Эрик останется без победы. Гуго – без жены и приличного размера провинции. А стравивший Мидантию с Эвитаном – уже остался без чужой войны. Зато вскорости будет тебе, не слишком неведомый враг, мидантийско-эвитанский союз. И окончательный разгром твоей страны. Квирины.
А маленькая принцесса Виктория, может, еще и станет королевой Эвитана. Лет через семнадцать. А то и раньше.
Пожалуй, лучше все-таки поспать часа четыре. Якобы бодрящий кемет – иногда на редкость вкусное снотворное. Если действительно устанешь, как десяток рудничных квиринских рабов!
Мысль об этой стране вновь привычно резанула сердце. Черной мидантийской сталью.
Ничего. С Квириной будет покончено еще до зимы. Задолго.
3
Герцог, герцогиня и лишь часа три назад получивший титул виконт ушли на юг через Лес Древних. Где их не найдут ни жрецы змеебога, ни гарнизон подколодной змеи Мальзери.
Но ни один лес не простирается до Лютены. А значит – королевский врач Рунос, графиня Эйда Лиарская и ее дочь-бастард поедут под защитой одного лишь Белого Посоха. А он спасает от магии змеепоклонников, но не от пуль и стали.
Эйда прижимает к груди уснувшее дитя. У нее есть кинжал, и если враги их догонят – вмиг узнают, сколь опасна для стаи шакалов даже домашняя кошка. Когда защищает рожденного ею котенка!
Лес остался позади. Впереди – лишь миль пятнадцать дороги. И отнюдь не той, что недавно осчастливила армия Эрика Ормхеймского – Победителя Аравинта.
Старая дорога частично заросла упрямой травой. Но у Мальзери хватит людей на все местные тропы. А у змеежрецов – тем более.
И дальше тянуть нельзя.
– Эйда.
Девушка ощутимо вздрогнула, обернулась. Какие все-таки глаза! Даже у жреца должна дрогнуть рука при виде столь завораживающе-прекрасных лесных озер.
У матери были такие же, но рука отца – не дрогнула…
– Эйда, ваша дочь слишком много значит для этих людей. Гораздо больше, чем вы или кто другой. – Разве что он сам, да и то – не обязательно. – И если она попадет к ним в руки – ее судьба будет не в пример хуже смерти. А я могу погибнуть раньше, чем вас схватят. Вы меня понимаете?

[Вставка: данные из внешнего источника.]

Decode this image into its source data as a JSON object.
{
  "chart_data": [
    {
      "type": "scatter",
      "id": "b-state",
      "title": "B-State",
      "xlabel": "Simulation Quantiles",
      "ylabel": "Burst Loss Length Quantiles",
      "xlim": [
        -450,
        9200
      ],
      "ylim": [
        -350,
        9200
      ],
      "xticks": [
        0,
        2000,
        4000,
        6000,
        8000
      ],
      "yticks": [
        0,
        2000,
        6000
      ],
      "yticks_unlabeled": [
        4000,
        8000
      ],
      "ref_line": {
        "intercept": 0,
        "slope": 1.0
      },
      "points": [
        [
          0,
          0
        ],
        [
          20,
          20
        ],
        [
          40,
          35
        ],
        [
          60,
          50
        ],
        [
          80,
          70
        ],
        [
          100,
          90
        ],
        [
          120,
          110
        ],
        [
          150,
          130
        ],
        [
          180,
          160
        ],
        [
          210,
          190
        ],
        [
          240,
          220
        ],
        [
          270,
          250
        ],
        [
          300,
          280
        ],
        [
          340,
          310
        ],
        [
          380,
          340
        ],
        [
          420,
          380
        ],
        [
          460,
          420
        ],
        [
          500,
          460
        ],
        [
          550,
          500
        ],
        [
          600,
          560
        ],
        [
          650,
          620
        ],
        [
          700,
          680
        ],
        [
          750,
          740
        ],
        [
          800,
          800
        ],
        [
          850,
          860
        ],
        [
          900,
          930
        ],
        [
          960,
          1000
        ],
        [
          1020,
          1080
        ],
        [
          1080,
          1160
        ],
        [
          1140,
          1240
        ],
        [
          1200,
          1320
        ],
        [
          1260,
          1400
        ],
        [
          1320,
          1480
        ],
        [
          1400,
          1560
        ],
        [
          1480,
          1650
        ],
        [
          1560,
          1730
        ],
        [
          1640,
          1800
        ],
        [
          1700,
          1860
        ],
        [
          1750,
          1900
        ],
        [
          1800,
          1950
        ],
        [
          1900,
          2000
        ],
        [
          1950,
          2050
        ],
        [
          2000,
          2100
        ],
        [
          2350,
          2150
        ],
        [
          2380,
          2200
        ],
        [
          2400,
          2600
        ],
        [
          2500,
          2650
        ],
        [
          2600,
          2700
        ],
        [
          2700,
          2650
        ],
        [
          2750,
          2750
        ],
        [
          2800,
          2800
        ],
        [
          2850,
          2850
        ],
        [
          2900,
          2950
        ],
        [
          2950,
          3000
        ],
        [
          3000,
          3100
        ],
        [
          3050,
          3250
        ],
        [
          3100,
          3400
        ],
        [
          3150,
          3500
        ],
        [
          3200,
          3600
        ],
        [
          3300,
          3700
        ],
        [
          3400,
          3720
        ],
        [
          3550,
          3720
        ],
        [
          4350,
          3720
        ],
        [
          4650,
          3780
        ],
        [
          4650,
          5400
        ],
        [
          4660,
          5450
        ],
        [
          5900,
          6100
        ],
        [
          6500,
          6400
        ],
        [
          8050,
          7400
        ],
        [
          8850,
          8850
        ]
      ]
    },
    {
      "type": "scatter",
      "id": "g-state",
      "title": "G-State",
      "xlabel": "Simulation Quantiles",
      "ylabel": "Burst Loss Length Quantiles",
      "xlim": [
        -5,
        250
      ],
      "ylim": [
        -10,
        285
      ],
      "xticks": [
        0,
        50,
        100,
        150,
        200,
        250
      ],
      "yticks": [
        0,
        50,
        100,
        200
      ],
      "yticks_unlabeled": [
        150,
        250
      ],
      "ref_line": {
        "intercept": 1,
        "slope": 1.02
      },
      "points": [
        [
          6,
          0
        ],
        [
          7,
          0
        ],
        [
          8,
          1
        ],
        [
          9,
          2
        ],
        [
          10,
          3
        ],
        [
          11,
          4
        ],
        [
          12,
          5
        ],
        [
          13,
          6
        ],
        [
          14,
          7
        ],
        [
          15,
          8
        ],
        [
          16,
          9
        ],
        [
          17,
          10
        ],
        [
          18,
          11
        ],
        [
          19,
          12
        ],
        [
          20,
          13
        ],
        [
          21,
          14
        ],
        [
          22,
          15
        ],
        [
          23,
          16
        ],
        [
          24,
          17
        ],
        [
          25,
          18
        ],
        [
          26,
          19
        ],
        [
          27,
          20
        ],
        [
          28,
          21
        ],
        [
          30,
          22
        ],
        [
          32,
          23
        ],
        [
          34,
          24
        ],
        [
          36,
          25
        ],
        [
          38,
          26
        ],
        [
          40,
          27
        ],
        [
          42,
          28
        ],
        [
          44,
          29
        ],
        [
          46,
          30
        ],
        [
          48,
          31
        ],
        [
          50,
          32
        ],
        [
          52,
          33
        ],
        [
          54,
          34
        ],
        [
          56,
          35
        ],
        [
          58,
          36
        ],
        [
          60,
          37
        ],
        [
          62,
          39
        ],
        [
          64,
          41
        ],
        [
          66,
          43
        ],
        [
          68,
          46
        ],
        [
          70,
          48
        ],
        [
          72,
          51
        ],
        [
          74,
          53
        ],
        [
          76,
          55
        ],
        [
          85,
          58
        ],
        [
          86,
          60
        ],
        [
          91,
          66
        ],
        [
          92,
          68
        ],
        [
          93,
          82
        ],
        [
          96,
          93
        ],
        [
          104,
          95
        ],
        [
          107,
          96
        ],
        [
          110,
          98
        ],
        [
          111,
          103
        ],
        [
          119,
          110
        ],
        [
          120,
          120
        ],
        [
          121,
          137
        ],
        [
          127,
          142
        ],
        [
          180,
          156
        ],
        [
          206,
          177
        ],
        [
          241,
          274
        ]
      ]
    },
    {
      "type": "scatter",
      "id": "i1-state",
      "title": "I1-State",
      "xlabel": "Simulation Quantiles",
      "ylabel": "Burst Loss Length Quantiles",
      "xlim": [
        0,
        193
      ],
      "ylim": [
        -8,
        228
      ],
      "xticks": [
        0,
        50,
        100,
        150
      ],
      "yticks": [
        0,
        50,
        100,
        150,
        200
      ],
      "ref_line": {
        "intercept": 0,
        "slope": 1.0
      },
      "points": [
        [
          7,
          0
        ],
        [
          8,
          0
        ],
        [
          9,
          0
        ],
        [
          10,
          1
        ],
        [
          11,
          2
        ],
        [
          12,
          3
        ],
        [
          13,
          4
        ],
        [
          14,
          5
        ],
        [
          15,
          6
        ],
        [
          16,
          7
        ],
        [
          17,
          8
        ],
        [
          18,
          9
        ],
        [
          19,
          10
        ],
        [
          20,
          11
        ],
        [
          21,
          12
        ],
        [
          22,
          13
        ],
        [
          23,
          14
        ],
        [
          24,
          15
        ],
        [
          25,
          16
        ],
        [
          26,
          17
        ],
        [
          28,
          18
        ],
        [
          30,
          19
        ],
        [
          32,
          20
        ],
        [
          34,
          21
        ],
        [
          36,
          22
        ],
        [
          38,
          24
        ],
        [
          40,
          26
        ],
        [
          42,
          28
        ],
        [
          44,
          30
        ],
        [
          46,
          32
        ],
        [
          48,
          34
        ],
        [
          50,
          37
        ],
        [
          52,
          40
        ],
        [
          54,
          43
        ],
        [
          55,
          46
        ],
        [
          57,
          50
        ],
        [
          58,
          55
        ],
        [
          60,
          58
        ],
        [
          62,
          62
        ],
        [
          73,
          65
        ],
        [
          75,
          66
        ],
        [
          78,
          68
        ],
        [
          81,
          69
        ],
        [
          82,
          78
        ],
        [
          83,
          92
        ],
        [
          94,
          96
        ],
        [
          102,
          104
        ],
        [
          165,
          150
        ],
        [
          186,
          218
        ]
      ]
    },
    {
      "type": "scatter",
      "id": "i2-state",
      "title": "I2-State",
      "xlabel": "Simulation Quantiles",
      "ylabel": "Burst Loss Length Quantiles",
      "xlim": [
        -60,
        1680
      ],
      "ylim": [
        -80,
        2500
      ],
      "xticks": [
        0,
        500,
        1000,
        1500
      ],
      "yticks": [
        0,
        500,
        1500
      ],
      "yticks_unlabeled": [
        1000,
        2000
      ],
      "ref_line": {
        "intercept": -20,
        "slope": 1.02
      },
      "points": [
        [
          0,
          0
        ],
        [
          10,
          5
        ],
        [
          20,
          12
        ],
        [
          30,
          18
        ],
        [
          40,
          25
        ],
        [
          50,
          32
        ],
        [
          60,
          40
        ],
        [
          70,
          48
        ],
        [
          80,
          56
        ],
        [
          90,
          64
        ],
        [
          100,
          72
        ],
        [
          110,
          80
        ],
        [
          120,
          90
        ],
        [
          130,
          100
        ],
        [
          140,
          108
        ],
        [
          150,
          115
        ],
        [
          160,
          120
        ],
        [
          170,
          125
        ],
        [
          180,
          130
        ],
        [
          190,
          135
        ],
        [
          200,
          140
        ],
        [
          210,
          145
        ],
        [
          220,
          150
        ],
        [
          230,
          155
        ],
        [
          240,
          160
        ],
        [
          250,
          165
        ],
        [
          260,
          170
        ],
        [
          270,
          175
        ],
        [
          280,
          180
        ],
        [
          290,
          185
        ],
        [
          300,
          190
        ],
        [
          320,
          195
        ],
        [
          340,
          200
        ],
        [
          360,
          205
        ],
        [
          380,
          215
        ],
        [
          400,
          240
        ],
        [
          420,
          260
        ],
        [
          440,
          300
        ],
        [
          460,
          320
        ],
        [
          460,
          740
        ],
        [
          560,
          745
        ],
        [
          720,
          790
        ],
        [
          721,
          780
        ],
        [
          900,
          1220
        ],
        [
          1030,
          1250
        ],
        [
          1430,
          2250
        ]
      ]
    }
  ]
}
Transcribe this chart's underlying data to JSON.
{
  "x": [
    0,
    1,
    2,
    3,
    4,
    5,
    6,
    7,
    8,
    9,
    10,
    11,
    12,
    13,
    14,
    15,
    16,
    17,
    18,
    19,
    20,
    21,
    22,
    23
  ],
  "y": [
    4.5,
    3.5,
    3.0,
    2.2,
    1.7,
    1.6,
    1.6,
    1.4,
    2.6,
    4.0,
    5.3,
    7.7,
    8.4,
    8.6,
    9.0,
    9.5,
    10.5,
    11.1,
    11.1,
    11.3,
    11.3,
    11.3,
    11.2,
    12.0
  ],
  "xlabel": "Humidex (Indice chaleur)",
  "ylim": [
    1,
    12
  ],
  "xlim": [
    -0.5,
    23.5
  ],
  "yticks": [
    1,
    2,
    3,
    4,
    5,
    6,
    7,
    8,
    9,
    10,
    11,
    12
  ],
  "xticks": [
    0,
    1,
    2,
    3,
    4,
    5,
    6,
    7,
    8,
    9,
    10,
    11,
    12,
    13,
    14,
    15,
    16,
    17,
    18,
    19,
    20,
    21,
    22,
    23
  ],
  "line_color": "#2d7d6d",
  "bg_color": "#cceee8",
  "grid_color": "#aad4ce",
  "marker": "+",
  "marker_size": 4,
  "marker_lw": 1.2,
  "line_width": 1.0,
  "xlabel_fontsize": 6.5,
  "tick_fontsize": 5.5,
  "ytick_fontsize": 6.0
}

Содрогнулись хрупкие, узенькие плечи, жалобно колыхнулся темный плащ. Его собственный. Укрывший сегодня уже вторую девушку.
Еще сильнее осунулось лицо. Сколько боли умещается в двух серых очах!
Эйда крепче прижала к себе спящую дочку. Только дети могут спать – когда вот так обсуждается их жизнь и смерть. Алессандро Мэндский тоже видел сны за ночь до казни.
Отвела глаза. Куда теперь смотрит? Ах да – на дорогу. Или за линию горизонта. В нежно алеющий рассвет, что недавно взошел над спасенным миром. Вне зависимости от того, выживет ли одна-единственная трехлетняя девочка.
Рассвет – живой и жестокий, он приходит всегда. Пока чей-нибудь очередной обряд не удастся…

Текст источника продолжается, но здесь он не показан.